We’re not capable of being a casual hookup; there’s too much history.I love him. I never stopped loving him. He wanted me to be happy without him, and maybe I was to a degree, but not really.
I used to think that’s how it was. Like, once you fall in love with someone, you’re destined to feel that way forever, but now, I’ve realized that’s not actually the case. Don’t get me wrong, I care about Casey, but at some point,the pain killed what was left. But the pain could never kill the love I have for Gabriel.
We work well together as co-parents. I don’t want to ruin that. It was stupid to think it wasn’t a big deal. I was only giving myself an excuse to go through with it last night, because deep down, I knew we’d both be crushed when it was over.
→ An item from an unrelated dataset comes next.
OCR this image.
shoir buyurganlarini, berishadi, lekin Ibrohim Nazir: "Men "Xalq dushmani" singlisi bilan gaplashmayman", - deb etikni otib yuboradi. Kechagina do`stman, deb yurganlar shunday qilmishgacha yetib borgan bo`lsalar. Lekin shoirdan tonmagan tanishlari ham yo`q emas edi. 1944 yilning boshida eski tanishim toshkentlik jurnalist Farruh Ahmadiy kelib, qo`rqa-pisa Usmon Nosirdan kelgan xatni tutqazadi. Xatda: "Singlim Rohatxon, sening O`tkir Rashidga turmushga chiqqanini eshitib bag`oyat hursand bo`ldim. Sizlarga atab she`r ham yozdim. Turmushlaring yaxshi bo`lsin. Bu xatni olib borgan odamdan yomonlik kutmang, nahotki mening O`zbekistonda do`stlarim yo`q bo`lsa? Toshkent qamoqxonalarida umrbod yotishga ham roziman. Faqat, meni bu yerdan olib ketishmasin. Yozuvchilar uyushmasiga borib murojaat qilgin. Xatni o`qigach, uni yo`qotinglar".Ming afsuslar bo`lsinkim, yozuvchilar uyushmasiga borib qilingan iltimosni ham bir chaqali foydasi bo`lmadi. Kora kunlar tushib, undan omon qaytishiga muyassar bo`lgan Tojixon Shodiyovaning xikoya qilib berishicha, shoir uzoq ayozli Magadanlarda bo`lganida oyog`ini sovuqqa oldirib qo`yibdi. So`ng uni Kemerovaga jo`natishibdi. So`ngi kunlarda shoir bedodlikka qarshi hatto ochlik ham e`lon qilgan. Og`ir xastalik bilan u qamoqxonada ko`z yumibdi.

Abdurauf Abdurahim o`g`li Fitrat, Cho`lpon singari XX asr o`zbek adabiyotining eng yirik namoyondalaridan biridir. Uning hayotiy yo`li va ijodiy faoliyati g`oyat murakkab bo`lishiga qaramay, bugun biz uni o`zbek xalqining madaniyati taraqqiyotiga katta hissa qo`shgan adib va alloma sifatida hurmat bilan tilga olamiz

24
We were too young to make the right choices, and we hurt each other, but the love was there.
Grabbing my things, I leave before Gabriel wakes up.
We can’t do this.
Nik and Shane are getting married at the clubhouse. Maggie rode with my mom and Denny so I could come early to set up. I was here all morning before heading to Gran’s to get ready. Luckily, none of the guys made an appearance while I was here, but my palms were sweaty the entire time.
I’ve only seen Gabriel once since the party a couple of weeks ago. He came by to see Maggie. I tried to stay busy and let them have their time together.
I’m sure there’s a more mature way to deal with this situation, but I seem to have a problem keeping my wits when Gabriel Abbott’s involved, so distance is probably the best answer for us.
When Jess and I pull up in the parking lot, I exit the car and open the door to my stepdad’s truck beside us.